XRD patterns of laterite hardpans

Table 3 Physical properties of the stone lateritic blocks of Bamendjou

Table 4 Mechanical properties of the lateritic hardpan specimens of Bamendjou

Correlation between the various parameters

The correlation between the mechanical and physical properties, then mineralogical and geochemical parameters is given by the Pearson coefficient shown in Table 5.

Table 5 Matrix of correlation between different parameters

It is deduced from this table that

• A very negative correlation was found between the total porosity and the dry compressive strength (r = − 0.90) at a significant threshold of p < 0.05. Similarly, strong negative correlations were obtained for the water immersed compressive strength (r = − 0.89), and flexural strength (r = − 0.84).

• A very negative correlation was found between the saturation ratio and the immersed compressive strength (r = − 0.94) at a significant threshold of p < 0.05.

• A positive strong correlation was found between Fe₂O₃ and the dry compressive strength (r =  + 0.72) at a significant threshold of p < 0.05. Similarly, strong positive correlations were obtained for the water immersed compressive strength (r =  + 0.69), and flexural strength (r =  + 0.70).

• A negative strong correlation was found between Al₂O₃ and the dry compressive strength (r =− 0.64) at a significant threshold of p < 0.05. Similarly, strong positive correlations were obtained for the water immersed compressive strength (r =− 0.61), and flexural strength (r =− 0.60) at a significant threshold of p < 0.01. And finally, a positive strong correlation was found between Hematite and the dry compressive strength (r =  + 0.94) at a significant threshold of p < 0.05. Also, strong positive correlations were obtained for the water immersed compressive strength (r =  + 0.97), and flexural strength (r =  + 0.99).

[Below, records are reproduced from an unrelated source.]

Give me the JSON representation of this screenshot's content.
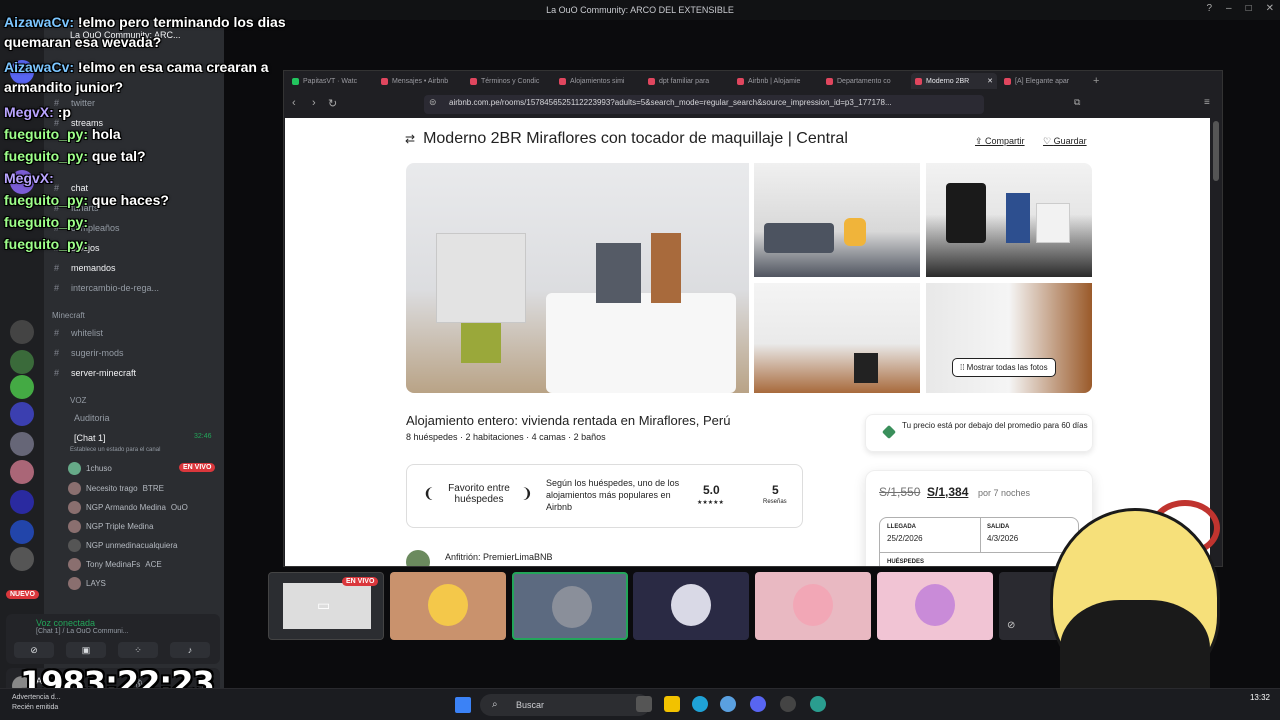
{
  "window": {
    "title": "La OuO Community: ARCO DEL EXTENSIBLE"
  },
  "chat_overlay": [
    {
      "user": "AizawaCv:",
      "text": "!elmo pero terminando los dias quemaran esa wevada?"
    },
    {
      "user": "AizawaCv:",
      "text": "!elmo en esa cama crearan a armandito junior?"
    },
    {
      "user": "MegvX:",
      "text": ":p"
    },
    {
      "user": "fueguito_py:",
      "text": "hola"
    },
    {
      "user": "fueguito_py:",
      "text": "que tal?"
    },
    {
      "user": "MegvX:",
      "text": ""
    },
    {
      "user": "fueguito_py:",
      "text": "que haces?"
    },
    {
      "user": "fueguito_py:",
      "text": ""
    },
    {
      "user": "fueguito_py:",
      "text": ""
    }
  ],
  "discord": {
    "server_name": "La OuO Community: ARC...",
    "channels": [
      "twitter",
      "streams",
      "chat",
      "fanarts",
      "cumpleaños",
      "dibujos",
      "memandos",
      "intercambio-de-rega..."
    ],
    "category_minecraft": "Minecraft",
    "minecraft_channels": [
      "whitelist",
      "sugerir-mods",
      "server-minecraft"
    ],
    "category_voz": "VOZ",
    "voice_channels": [
      "Auditoria",
      "[Chat 1]"
    ],
    "voice_status": "Establece un estado para el canal",
    "voice_timer": "32:46",
    "voice_users": [
      {
        "name": "1chuso",
        "badge": "EN VIVO"
      },
      {
        "name": "Necesito trago",
        "badge": "BTRE"
      },
      {
        "name": "NGP Armando Medina",
        "badge": "OuO"
      },
      {
        "name": "NGP Triple Medina",
        "badge": ""
      },
      {
        "name": "NGP unmedinacualquiera",
        "badge": ""
      },
      {
        "name": "Tony MedinaFs",
        "badge": "ACE"
      },
      {
        "name": "",
        "badge": "LAYS"
      }
    ],
    "new_badge": "NUEVO",
    "voice_panel_title": "Voz conectada",
    "voice_panel_sub": "[Chat 1] / La OuO Communi...",
    "user_panel_name": "A..."
  },
  "timer": "1983:22:23",
  "browser": {
    "tabs": [
      {
        "label": "PapitasVT · Watc"
      },
      {
        "label": "Mensajes • Airbnb"
      },
      {
        "label": "Términos y Condic"
      },
      {
        "label": "Alojamientos simi"
      },
      {
        "label": "dpt familiar para"
      },
      {
        "label": "Airbnb | Alojamie"
      },
      {
        "label": "Departamento co"
      },
      {
        "label": "Moderno 2BR"
      },
      {
        "label": "[A] Elegante apar"
      }
    ],
    "url": "airbnb.com.pe/rooms/1578456525112223993?adults=5&search_mode=regular_search&source_impression_id=p3_177178..."
  },
  "listing": {
    "title": "Moderno 2BR Miraflores con tocador de maquillaje | Central",
    "share": "Compartir",
    "save": "Guardar",
    "show_all": "Mostrar todas las fotos",
    "subtitle": "Alojamiento entero: vivienda rentada en Miraflores, Perú",
    "details": "8 huéspedes · 2 habitaciones · 4 camas · 2 baños",
    "favorite_label": "Favorito entre huéspedes",
    "favorite_desc": "Según los huéspedes, uno de los alojamientos más populares en Airbnb",
    "rating": "5.0",
    "stars": "★★★★★",
    "reviews": "5",
    "reviews_label": "Reseñas",
    "host": "Anfitrión: PremierLimaBNB",
    "price_tip": "Tu precio está por debajo del promedio para 60 días",
    "price_old": "S/1,550",
    "price_new": "S/1,384",
    "price_per": "por 7 noches",
    "checkin_label": "LLEGADA",
    "checkin": "25/2/2026",
    "checkout_label": "SALIDA",
    "checkout": "4/3/2026",
    "guests_label": "HUÉSPEDES"
  },
  "stream_strip": {
    "live": "EN VIVO"
  },
  "taskbar": {
    "search": "Buscar",
    "notification_title": "Advertencia d...",
    "notification_sub": "Recién emitida",
    "time": "13:32"
  }
}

The influence of the physical, mineralogical and geochemical properties on the mechanical properties

The influence of the physical, geochemical and mineralogical properties on the mechanical properties are shown in Figs. 8, 9, 10 and 11. It comes out from these figures that except for the lines from the Fig. 8 and 10, all the other figures present linear lines of average relationship with negative slope.

Fig. 8

a Influence of porosity on compressive strength of dry specimens. b Influence of degree of saturation on of the compressive strength of water immersed specimens

Fig. 9

Influence of F₂O₃ content on dry and immersed compressive strength

Fig. 10

Influence of Al₂O₃ content on dry and immersed compressive strength

Fig. 11

Influence of Hematite content on dry and immersed compressive strength

Influence of gibbsite content on the compressive strength of material lost after water immersion

Table 6 presents the percentage of resistance in compression of material lost after immersion in water and the gibbsite content of material. It is deduced from this table that, the compressive strength of the A1 samples and A2 present a reduction of 61 and 60% respectively after immersion in water. The F2 sample is almost null because the load was not sufficient to cause the damage of material even after saturation. The A1 specimen presents a total porosity which is accessible to water and lower than F1 specimen, but which is more affected by water than F1 specimen (61.30% and 28.60%). The Influence of gibbsite content on the resistance of material lost after immersion in water is shown in Fig. 12. It comes out that, this figure present linear lines of average relationship with positive slope.

Table 6 Resistance of material lost after saturation and gibbsite content

Fig. 12

Influence of gibbsite content on the resistance of material lost after saturation

Conclusion

The aim of this study was to characterize four lateritic hardpan specimens coming from three quarries situated at Kong-Thonta; Kong-Kang and Kong Dang in Bamendjou sub-division of the West Region of Cameroon. The values of the bulk density are very variable from one specimen to another ranging from 1.88 to 3.01 g/cm³. The specific gravity are also very high and variable from one quarry to another ranging from a value of 2.8 to 3.84. Both open and total porosity parameters of the specimen varied from one specimen to the other within the same quarry. The total porosity of the F2 specimen from Kong-Kang quarry is lower than that of the other quarries. The results of the mechanical properties of the compressive strength tested dry were all above that Lateritic Block Stones (LBS) found in Burkina Fasa and India with values ranging from 1 to 4 MPa. The minimum compressive strength of the hardpans was 13.89 MPa which is far superior to the ones found in Burkina Faso and India and therefore would be convenient for dwelling units. It is good to note that the European standard EN 777-1 [22] prescribes a minimum of 2.3 MPa for the compressive strength of bricks, while the French norms NFP 13-304 [27] prescribes values of 6–60 MPa for densely vibrated bricks and 1.5–7 MPa for lightly vibrated bricks. The flexural strengths of the specimens were different from each other with the minimum value of 1.3 MPa obtained for the A1 specimen. The F2 specimens gave the highest values of both the compressive and flexural strength followed by the F1 specimens. The predominant oxides in this laterite are Al₂O₃, Fe₂O₃ and SiO₂, as well as other oxides such as SiO₂, TiO₂ P₂O₅, MnO, MgO and CaO in minor quantities. The major minerals found in the hardpans were gibbsite, goethite and hematite. The mineralogical and geochemical composition are variable from one quarry to another and these both influenced the characteristics of the hardpans such as the physical and mechanical properties, with the iron rich hardpans giving better charateristics than the alumina rich hardpans.